In the theatre, Joseph Addison’s Cato: A Tragedy became one of the most popular plays in eighteenth century America. Based on the last days of Cato the Younger, it deals with such themes as liberty vs. tyranny, republicanism vs. monarchism, and the duty of the individual to hold fast to his beliefs even under the threat of death. It was well known to the Founding Fathers, and was even performed for the Continental Army at Valley Forge. It gave rise to such iconic declarations as Nathan Hale’s “I only regret that I have but one life to give for my country”, and Patrick Henry’s “Give me liberty or give me death”. After independence, Washington, D.C. duly acquired its own Capital Hill named after Rome’s Capitoline Hill, while the Jefferson Memorial (below) was a scaled-down version of the Pantheon, Union Station derived much from the Baths of Diocletian, the Washington Monument recalled Trajan’s Column and many other obelisks of ancient Rome, colonnaded federal buildings abounded, and even Goose Creek off the Potomac was renamed after the Tiber.

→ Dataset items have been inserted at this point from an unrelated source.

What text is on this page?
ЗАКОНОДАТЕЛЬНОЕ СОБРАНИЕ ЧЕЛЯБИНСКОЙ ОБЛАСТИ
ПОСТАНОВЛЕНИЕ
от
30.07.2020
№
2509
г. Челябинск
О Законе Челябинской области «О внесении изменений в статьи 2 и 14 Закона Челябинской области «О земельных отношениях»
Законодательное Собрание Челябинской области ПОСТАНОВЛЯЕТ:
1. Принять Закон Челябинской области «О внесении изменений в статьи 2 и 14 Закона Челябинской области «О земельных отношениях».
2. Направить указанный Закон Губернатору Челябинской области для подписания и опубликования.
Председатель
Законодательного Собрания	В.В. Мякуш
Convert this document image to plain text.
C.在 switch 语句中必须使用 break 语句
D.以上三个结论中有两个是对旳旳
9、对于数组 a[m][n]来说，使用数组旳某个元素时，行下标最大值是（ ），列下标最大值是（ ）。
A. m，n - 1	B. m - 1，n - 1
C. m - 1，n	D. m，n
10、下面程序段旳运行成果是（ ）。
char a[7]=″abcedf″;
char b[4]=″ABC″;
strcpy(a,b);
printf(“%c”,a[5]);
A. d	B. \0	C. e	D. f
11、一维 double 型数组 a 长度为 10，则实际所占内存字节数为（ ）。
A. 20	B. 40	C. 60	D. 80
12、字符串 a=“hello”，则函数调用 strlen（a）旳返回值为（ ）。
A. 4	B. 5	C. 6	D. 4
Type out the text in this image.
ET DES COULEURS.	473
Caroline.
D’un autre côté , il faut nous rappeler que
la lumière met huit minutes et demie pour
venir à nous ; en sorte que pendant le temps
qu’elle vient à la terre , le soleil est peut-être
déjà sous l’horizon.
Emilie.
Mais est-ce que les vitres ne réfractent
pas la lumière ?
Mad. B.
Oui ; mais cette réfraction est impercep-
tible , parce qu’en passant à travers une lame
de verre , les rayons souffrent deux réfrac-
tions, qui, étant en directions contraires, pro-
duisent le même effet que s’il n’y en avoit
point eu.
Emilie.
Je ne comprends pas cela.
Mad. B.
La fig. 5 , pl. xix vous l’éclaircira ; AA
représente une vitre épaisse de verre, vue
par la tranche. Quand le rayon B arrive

Conversely, Americans have always had misgivings about Rome and what it might portend for their own young country as it continued its continental expansion and pursued its ‘manifest destiny’ on the global stage. These fears found expression in one of the greatest and most popular works of American art, Thomas Cole’s five-part series of paintings, The Course of Empire (1834-36, reproduced below). This monumental historical panorama attracted huge crowds and gave brilliant visual expression to a popular enthusiasm for pastoral agrarianism as the ideal state of human civilisation, and the corresponding fear that the path of empire would lead inevitably to excessive centralization, urbanism, corruption and decay.

After depicting an Arcadian scene of pastoral tranquillity, Cole, in his third work, The Course of the Empire – The Consummation, imagines a future American imperial metropolis that is indistinguishable from a great Roman city. The next work however, The Course of Empire – Destruction, depicts its fate. In a scene inspired by the Vandals’ sack of Rome in 455, an enemy fleet and hordes of barbarian warriors lay waste to the city and all her people, raping, pillaging, and destroying every aspect of civilization; even the sky is being consumed by a dark, stormy vortex. Finally, in The Course of Empire – Desolation, we see the meagre fruits of imperial ambition, as the once grand buildings are swallowed up by the returning wilderness.

As Cole’s gigantic masterpieces demonstrate, concerns about the implications of empire recur throughout American history. Indeed, “the anxiety he expressed … is a very American one, and would raise its head at intervals right down to [the present]: the fear that this culture, so new, so full of shine and strength, could be swept away in one catastrophic eye-blink”, as Robert Hughes put it in American Visions: The Epic History of Art in America.  And, crucially, the threat was not external military might but internal moral weakness, with the “seed of apocalypse … planted right in the heart of the American democratic experience”.

As these examples illustrate the fear of internal betrayal and collapse has been present in American history since the early years of the Republic and is embedded in the nation’s cultural DNA. It is this perennial concern to which Nixon gave expression, as Switzer reminds us. This is a timely warning as America, divided to a degree unprecedented since the Civil War, faces an increasingly bellicose China and Russia. Given Australia’s precarious relationship with China we have a vital interest in how this great historical and cultural tension resolves itself: will America drag itself out of the mire of the Cultural Wars, Identity Politics, and deep internal subversion, or will she succumb, as did Rome, to the relentless onslaughts of barbarism and allow the world to slip into another Dark Age? 

(Those interested in pursuing these questions in more depth might like to consult Mervyn F. Bendle, “America as the New Rome”, Quadrant, No.446, May 2008.)